The overall theme of this grant is to bring the tools and power of theoretical computer science to bear on the study of electoral systems (i.e., one-round social choice systems-ways of so reaching a decision from a collection of inputs). We will do so in a way that jumps far beyond the analyses of language-complexity-of-winner in specific electoral systems research done by the proposer and many others; rather, our core focus is on the following two themes: (a) understanding the reasons for and sources of complexity in electoral systems, and (b) providing ways of circumventing such complexity.

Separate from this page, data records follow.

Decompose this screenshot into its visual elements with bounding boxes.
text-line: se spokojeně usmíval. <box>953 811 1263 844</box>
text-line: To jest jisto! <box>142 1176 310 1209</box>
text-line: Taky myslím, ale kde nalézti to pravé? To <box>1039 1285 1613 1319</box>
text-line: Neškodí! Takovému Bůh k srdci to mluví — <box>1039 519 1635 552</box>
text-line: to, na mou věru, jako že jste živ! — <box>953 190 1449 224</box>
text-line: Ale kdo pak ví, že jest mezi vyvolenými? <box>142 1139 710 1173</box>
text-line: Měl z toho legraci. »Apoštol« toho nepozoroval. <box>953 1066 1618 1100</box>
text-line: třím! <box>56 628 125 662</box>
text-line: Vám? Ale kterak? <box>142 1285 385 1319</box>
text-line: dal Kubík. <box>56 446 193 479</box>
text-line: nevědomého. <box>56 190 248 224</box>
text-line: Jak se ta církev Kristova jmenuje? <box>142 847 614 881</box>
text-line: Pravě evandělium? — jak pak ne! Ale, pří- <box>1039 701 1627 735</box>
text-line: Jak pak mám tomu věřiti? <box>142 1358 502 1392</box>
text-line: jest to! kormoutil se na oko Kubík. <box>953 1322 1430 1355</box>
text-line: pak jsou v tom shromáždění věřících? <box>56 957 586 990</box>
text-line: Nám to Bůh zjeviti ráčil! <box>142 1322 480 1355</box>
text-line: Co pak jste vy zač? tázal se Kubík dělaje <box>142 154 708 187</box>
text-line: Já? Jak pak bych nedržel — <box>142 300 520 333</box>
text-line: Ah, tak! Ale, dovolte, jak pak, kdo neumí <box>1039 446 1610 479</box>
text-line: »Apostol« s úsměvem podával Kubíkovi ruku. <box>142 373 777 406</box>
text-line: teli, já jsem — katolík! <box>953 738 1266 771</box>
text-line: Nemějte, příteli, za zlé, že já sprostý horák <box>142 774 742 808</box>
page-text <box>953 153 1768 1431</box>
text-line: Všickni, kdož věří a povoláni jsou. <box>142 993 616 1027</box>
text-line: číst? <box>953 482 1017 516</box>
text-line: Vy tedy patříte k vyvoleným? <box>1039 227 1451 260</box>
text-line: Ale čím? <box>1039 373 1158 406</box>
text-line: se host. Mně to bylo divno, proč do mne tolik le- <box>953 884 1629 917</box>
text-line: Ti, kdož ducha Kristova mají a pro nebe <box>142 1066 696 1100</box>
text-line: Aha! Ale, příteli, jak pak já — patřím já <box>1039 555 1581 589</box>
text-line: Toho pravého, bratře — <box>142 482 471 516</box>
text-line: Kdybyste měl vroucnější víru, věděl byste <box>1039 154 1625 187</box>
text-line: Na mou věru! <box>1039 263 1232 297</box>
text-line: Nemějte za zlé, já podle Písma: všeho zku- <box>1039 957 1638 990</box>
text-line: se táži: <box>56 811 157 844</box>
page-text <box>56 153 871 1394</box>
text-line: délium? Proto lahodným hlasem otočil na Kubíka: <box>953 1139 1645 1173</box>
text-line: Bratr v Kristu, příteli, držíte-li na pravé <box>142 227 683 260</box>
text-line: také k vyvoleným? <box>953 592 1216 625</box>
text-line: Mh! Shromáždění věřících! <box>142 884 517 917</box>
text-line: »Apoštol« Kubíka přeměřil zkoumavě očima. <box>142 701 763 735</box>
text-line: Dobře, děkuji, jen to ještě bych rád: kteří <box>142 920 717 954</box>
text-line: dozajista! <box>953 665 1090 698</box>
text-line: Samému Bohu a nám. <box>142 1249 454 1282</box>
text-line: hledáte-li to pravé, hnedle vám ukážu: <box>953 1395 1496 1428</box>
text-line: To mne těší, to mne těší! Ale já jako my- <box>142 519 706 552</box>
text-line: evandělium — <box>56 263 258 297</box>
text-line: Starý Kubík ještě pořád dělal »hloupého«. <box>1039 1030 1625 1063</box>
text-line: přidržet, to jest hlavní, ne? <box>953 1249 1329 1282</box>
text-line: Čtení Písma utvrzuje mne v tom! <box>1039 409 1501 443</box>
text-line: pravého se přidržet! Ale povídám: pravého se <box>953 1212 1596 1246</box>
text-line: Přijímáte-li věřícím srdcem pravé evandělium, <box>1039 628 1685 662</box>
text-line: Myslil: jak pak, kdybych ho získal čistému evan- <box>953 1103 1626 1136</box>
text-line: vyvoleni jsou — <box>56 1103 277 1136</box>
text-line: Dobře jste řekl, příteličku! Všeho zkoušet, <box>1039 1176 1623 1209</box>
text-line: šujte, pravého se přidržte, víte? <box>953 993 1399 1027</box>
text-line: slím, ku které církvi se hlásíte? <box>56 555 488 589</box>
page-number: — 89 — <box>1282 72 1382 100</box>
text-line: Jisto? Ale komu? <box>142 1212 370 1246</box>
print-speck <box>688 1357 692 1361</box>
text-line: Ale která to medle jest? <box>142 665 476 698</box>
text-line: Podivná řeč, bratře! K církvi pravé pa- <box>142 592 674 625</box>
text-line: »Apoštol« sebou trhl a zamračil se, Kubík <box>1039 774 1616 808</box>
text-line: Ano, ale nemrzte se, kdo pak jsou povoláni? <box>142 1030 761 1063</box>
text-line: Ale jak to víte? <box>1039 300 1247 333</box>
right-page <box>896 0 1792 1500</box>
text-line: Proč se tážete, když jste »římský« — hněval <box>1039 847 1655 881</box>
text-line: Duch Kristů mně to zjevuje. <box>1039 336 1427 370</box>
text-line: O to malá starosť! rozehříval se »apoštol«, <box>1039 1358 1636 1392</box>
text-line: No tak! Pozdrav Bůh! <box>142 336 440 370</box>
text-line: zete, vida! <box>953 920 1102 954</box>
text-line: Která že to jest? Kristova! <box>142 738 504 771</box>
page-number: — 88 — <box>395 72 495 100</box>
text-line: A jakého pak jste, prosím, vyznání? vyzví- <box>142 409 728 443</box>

Let us speak of each of these two related themes in turn. Regarding (a), to get at not the what but the why of the high complexity levels that by now have been found in various specific electoral systems that are considered nice in terms of their fairness-type properties, we will study the extent to which fairness inherently requires high complexity. That is, we will obtain theorems of the form: Any system satisfying the following fairness axioms will have a winner-computation problem that is hard for the following complexity class. The goal of this part of the research is to fund what types of fairness property collections are inherently precluded, and what types are not-information that is very useful in the design and choice of electoral (decision) systems. That is, just as Arrow's Impossibility Theorem [Arr63] made clear that some natural fairness/niceness property collections outright preclude the existence of systems having those properties, we wish to use not existence but (the more demanding standard of) tractability as a guide to what property collections can and cannot be achieved.
(We also will, via studying the complexity of the central score functions involved in electoral systems, determine whether the standard simplification to languages has obscured insights into electoral complexity, and we will also study the complexity of manipulating electoral systems, and their resistance to manipulation.)
Regarding (b), the core ideas explored will be: Since real elections typically have small numbers of candidates, for complex electoral systems (both specific ones and broad classes of systems), what is their complexity when viewed as parameterized by the number of candidates; and can the scoring functions underlying electoral systems having high complexity be well-approximated, or can it be proven that they cannot; and in informal everyday practice can they be well-attacked with heuristic methods?
Broader Impacts This proposal involves a wide range of broader impacts, including information dissemination, international collaboration, collaboration with a non-PhD-granting school, enrichment of local community, training of students and post-docs, and service to the theory community.
These activities are outlined in more detail throughout the proposal: in the Broader Impacts part of the Proj. Description, in the Human Resources and Service to the Community parts of the Prior Work section, in the Synergistic Activities part of the Biog. Sketch, and in the Grad. Student Justification part of the Budget Justification. Another broader impact is via the research itself. The research's most important goal is to determine which combinations of electoral fairness/niceness conditions inherently do/don't induce computational complexity. This goal is exceedingly natural, as it seeks to identify what types of electoral-system fairness goals don't crash into the wall of complexity-theoretic limitations (basically, an analog of Arrow's Impossibility Theorem, yet enforced not by mathematical impossibility but rather by the limitations of computation). As to other parts of the research, the study of power-fairness will research the issue of which apportionment algorithms amplify or shrink the power of small voting blocks within a society; the study of manipulation will seek to learn what makes a system easy to evaluate yet simultaneously hard to manipulate; the study of fixed-parameter complexity of seemingly computationally complex systems will seek to fund when even such systems can be feasible on easonable" numbers of candidates. (Regarding ECS/ASE/NHS, looking at the detailed descriptions of them in the program solicitation, it is clear that all three are deeply affected by the importance of the issue of coming fairly and efficiently to decisions based on the preferences of separate entities. NHS is additionally supported by the studies of manipulation and control. And the Technical Focus dmc is supported by decision-making, which is an explicit part of the description of the dmc focus area.)